# pyhton-update probleem

## F1-nr1

Gister heb ik mijn systeem een update gegeven en op het einde gaf hij aan om python-update uit te voeren.

Dit heb ik gedaan.

Opeens kreeg ik de volgende melding:

 *Quote:*   

> Calculating dependencies /
> 
> !!! All ebuilds that could satisfy "=net-nntp/hellanzb-0.13-r3" have been masked.
> 
> !!! One of the following masked packages is required to complete your request:
> ...

 

Vervolgens ben ik gaan kijken om het op te lossen.

Daar kwam ik er achter dat hellanzb al in mijn package.unmask staat en staat ook in package.keywords.

Heeft iemand een idee hoe ik dit kan oplossen?

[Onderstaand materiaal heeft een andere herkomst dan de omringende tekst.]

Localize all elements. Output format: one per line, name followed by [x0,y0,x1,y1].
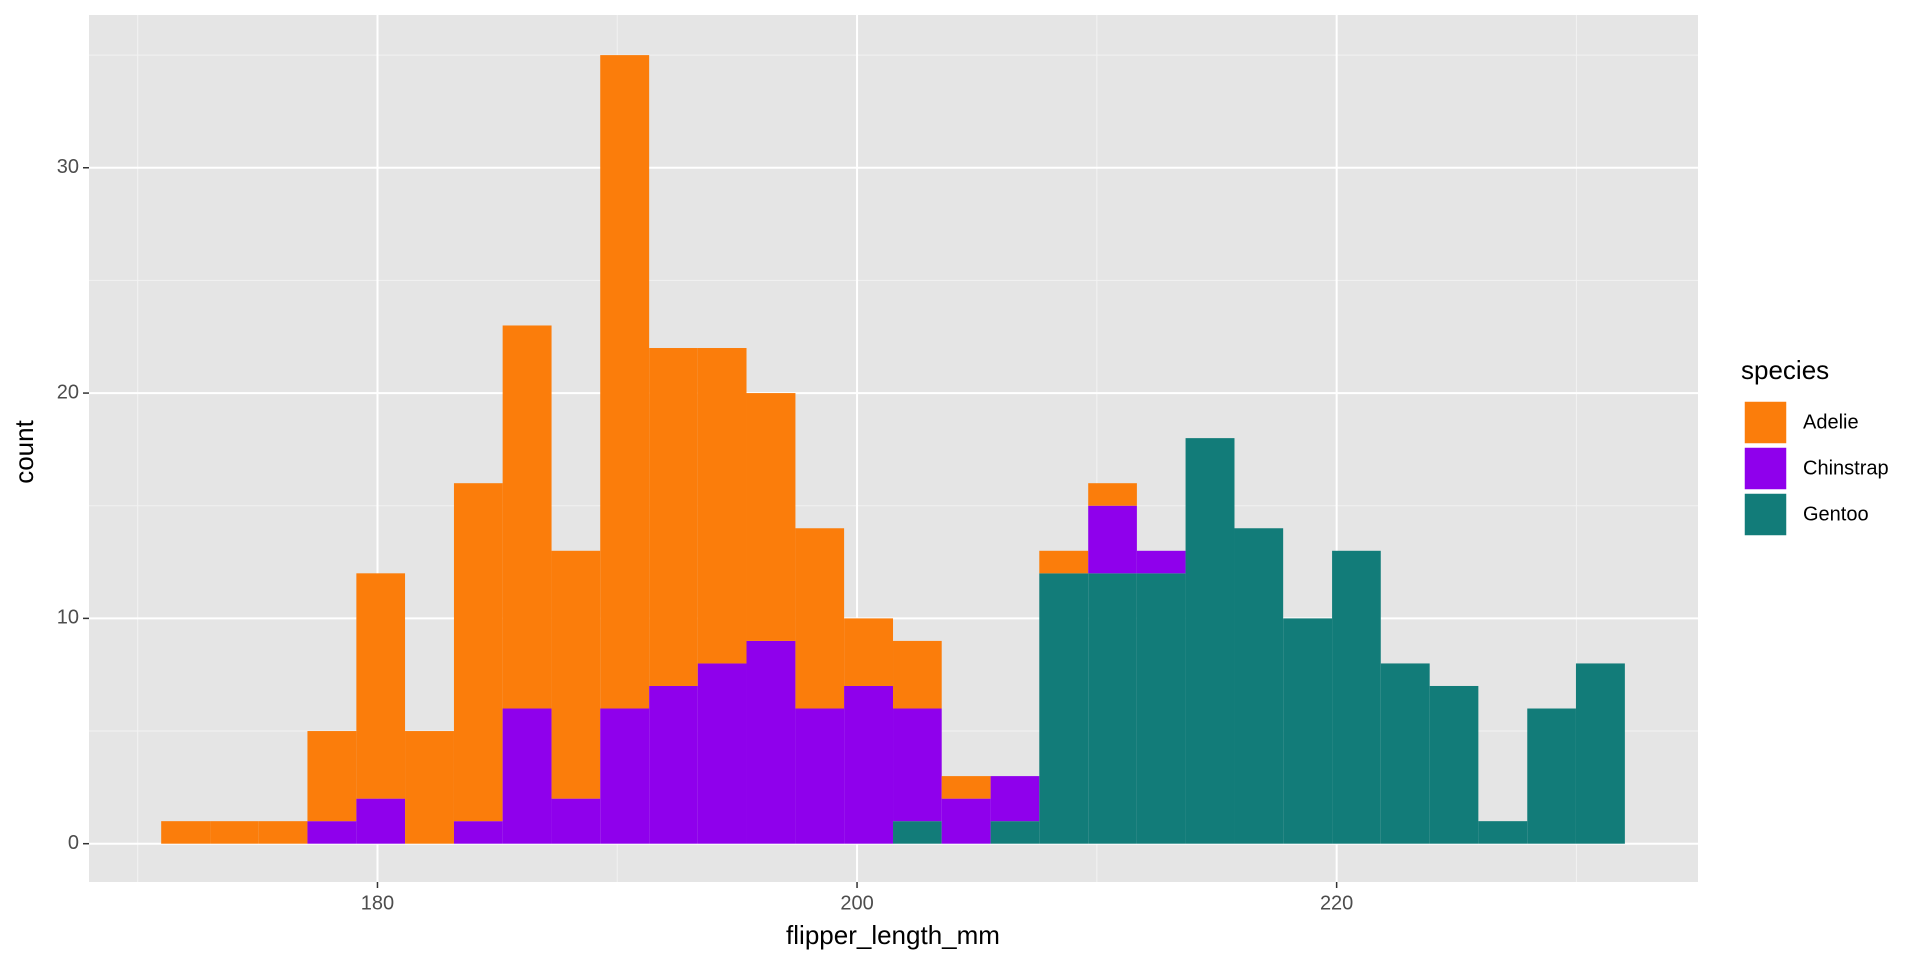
histogram-bar [1136,573,1186,844]
histogram-bar [1380,663,1430,844]
histogram-bar [161,821,211,844]
legend-title: species [1741,355,1829,385]
histogram-bar [258,821,308,844]
histogram-bar [893,640,942,709]
histogram-bar [502,708,552,844]
histogram-bar [453,821,503,844]
legend-key [1743,446,1788,491]
histogram-bar [1088,483,1137,506]
histogram-bar [990,821,1040,844]
histogram-bar [697,663,747,844]
histogram-bar [649,685,698,844]
histogram-bar [1429,685,1479,844]
histogram-bar [600,55,650,709]
histogram-bar [356,798,406,844]
histogram-bar [746,393,796,641]
histogram-bar [844,685,894,844]
histogram-bar [795,708,845,844]
histogram-bar [210,821,259,844]
legend-label: Chinstrap [1803,457,1889,479]
y-tick-label: 10 [57,607,79,629]
histogram-bar [1332,550,1381,844]
legend-label: Gentoo [1803,503,1869,525]
histogram-bar [941,776,991,799]
histogram-bar [405,731,454,844]
histogram-bar [1136,550,1186,574]
x-tick-label: 180 [361,892,394,914]
histogram-bar [844,618,894,686]
histogram-bar [307,821,357,844]
histogram-bar [356,573,406,799]
y-tick-label: 20 [57,381,79,403]
histogram-bar [649,348,698,686]
histogram-bar [990,776,1040,822]
histogram-bar [1039,573,1089,844]
histogram-bar [551,798,601,844]
histogram-bar [893,821,942,844]
y-tick-label: 30 [57,156,79,178]
x-tick-label: 220 [1320,892,1353,914]
legend-key [1743,492,1788,537]
y-axis-title: count [9,419,39,483]
x-tick-label: 200 [840,892,873,914]
histogram-bar [1088,573,1137,844]
histogram-bar [746,640,796,844]
histogram-bar [697,348,747,664]
x-axis-title: flipper_length_mm [786,920,1000,950]
histogram-bar [941,798,991,844]
histogram-bar [1185,438,1235,844]
histogram-bar [1234,528,1284,844]
histogram-bar [307,731,357,822]
histogram-bar [600,708,650,844]
histogram-bar [551,550,601,799]
histogram-bar [1039,550,1089,574]
legend-label: Adelie [1803,411,1859,433]
histogram-bar [502,325,552,709]
histogram-bar [1088,505,1137,574]
plot-area: 180 200 220 0 10 20 30 [57,15,1698,914]
histogram-bar [1283,618,1333,844]
histogram-bar [1575,663,1625,844]
histogram-bar [795,528,845,709]
legend-key [1743,400,1788,445]
histogram-bar [1478,821,1528,844]
histogram-bar [1527,708,1576,844]
histogram-bar [453,483,503,822]
y-tick-label: 0 [68,832,79,854]
histogram-bar [893,708,942,822]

Ik ben geen expert met gentoo.

Alvast bedankt.

----------

## nixnut

waarschijnlijk is er een nieuwere versie die niet in je package.unmask staat. even goed kijken naar de versie nummers dus.

----------

## F1-nr1

Hij ziet hetzelde eruit.

Heb zelfs de gegevens opnieuw erin gezet.

Kan het zijn dat het verkeerd in de unmask staat?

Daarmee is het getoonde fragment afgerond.